The Geek did not ever meet Rob Krentz. But, he knows other men like the murdered Arizona rancher. Mr Kentz and his dog met death at the hands of a Mexican, an illegal entrant to the US, probably a member of one of the drug smuggling syndicates so active in this part of our country.

By all reports the murdered fifth generation rancher was like most of the breed found here in the vast, sparsely populated area of harsh hills and white hot deserts--self-reliant, independent, ready to help those in need (including illegal aliens), wresting a living from a territory which is unforgiving and unkind in the extreme to those who are weak of will, mind, or body. Scoffed at as shambling last remnants of an obsolescent way of living by the sophisticated denizens of urban America, a relic of our past environmental "insensitivity," ranchers such as Mr Krentz have had nearly daily acquaintanceship with two high profile areas of modern life known only in the abstract by the majority of our fellow citizens.

The Great Emptiness extending to a depth of a hundred or so kilometers along the US-Mexico border interrupted only every now and then by towns is the line of contact along which the Americans fight out their "battles" against the flow of imported, illegal drugs, and the danger zone through which hundreds of thousands of economic opportunists, political fugitives, must pass. Like Mr Krentz and all the ranchers like him in Arizona, New Mexico, and Texas, the Geek has encountered exhausted, hungry, border-crossers in need of aid. Likewise, the Geek has observed the mule trains and low flying aircraft bringing their very profitable cargoes to the bottomless maw of American appetites.

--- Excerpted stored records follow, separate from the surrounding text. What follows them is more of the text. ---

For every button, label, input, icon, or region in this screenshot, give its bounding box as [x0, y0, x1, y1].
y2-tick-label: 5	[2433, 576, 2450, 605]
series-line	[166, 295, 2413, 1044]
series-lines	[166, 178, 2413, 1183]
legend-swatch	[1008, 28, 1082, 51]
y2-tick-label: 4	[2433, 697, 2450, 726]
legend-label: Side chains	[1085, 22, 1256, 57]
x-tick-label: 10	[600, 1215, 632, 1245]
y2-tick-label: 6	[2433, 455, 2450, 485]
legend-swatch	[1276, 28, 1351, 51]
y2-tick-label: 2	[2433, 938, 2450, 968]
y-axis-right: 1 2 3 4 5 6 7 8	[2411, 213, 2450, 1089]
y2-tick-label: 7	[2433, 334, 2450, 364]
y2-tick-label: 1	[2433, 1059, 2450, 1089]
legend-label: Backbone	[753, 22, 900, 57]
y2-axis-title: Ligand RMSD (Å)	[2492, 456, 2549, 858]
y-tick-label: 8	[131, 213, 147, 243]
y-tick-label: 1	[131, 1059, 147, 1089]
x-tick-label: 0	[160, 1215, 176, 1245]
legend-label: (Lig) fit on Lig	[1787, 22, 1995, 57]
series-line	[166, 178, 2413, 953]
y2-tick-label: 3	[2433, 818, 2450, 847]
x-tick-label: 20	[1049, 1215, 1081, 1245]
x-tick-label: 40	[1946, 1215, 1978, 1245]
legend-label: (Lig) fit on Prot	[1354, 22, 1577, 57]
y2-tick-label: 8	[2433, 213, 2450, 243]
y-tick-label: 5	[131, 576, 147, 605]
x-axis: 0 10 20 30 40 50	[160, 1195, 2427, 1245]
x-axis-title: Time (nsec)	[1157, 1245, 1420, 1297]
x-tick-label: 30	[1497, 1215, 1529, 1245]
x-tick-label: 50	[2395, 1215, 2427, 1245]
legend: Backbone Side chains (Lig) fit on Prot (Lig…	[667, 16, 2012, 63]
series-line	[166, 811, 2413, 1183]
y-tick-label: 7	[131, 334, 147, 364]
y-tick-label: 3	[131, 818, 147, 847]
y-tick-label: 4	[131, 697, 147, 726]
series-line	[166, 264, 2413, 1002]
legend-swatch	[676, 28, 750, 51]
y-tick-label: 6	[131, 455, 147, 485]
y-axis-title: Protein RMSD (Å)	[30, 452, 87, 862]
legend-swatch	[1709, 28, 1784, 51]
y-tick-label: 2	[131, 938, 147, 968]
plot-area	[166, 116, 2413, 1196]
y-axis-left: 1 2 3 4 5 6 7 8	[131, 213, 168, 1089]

It is for all these reasons of commonality that the Geek feels a particular sympathy for Mr Krantz, or, more accurately, his family and friends. Mr Krantz was collateral damage in the long failed American "War on Drugs." His death was incidental, perhaps even unintended. It was coolly impersonal as if he were simply a person unlucky enough to be in the wrong place at the wrong time.

Be that as it may, Mr Krentz died as a direct consequence of an American policy which has existed for well over a decade as a monument to the power of misplaced belief. The "Drug War" has been a conspicuous failure for its entire forty year existence by any and all rational measurements. A cost-benefit analysis would--and does--show that the costs, economic, social, political, and personal have far outweighed any benefit.

In recent years the costs--particularly those measured in lives lost--have escalated significantly. No where has this been more evident than along the Mexican border. The violence associated with "market share enhancement" has turned the city of Ciudad Juarez into a place so soaked in blood as to make Kabul safe in comparison. (OK, Caracas still is far ahead of Juarez in the Murder Derby.)

In the past twenty-seven months, over five thousand have been KIA in El Paso's sister city. Neither the body count nor the use of thousands of troops have lowered the violence. Quite the contrary. Unlike the killing of Krentz, the destruction of Juarez has been a deliberate act of policy executed by the rival syndicates but (inadvertently)aided and abetted by the Mexican government. For years the government and elites of Mexico have welcomed the drug trade as a necessary underpinning for the wheezing Mexican economy.

Now that the drug monster has grown to proportions that threaten the country's continuation as a viable polity, the government is trying too little and far too late to regain control of its own territory. Only during the past two or so years has the Mexican government finally taken real as opposed to rhetorical action in the US declared "War on Drugs." However, the Mexican authorities are unconcerned about the "Drug War" per se, only about their retention of power.

While it is irritating to listen to Mexican officials and journalists blame the totality of the current mess on the US, there is a very large germ of truth behind their portmanteau charge of American culpability. The proposition that the drug "war" would end if Americans curtailed their seemingly insatiable desire for an altered state of consciousness is accurate.

There is only one viable means to remove the problem of illegal drugs. That method is to remove the word "illegal" from the phrase. While education (whatever that might mean or imply) and treatment (whatever that might mean or imply) may serve to lower the desire for mind altering substances over time, the only practical way to abate the drug problem is to legalize the drugs.

To be sure battalions of moralists and brigades of those with a vested interest in the status quo will howl that legalization will be the end-of-civilization-as-we-know-it. So what? By what rational process using what data sets can it be shown that the consequences of legalization will be worse than a continuation of the status quo?

Leaving aside the domestic results of continuing the same old, same old, the foreign policy concerns and national interests of the US require we start the long, tortured process of political debate with a view to ending the "War on Drugs." This does not imply that we must at some future date declare "unconditional surrender" to our desire for an altered state of consciousness; rather it implies that we must sign a rational truce with the consequences of our harboring this desire deep in our brains.

Like it or not, the only way we will see the shooting stop on our side of the border as well as the Mexican, is to heed the counsel of experience gained by the blood of so many including Rob Krentz.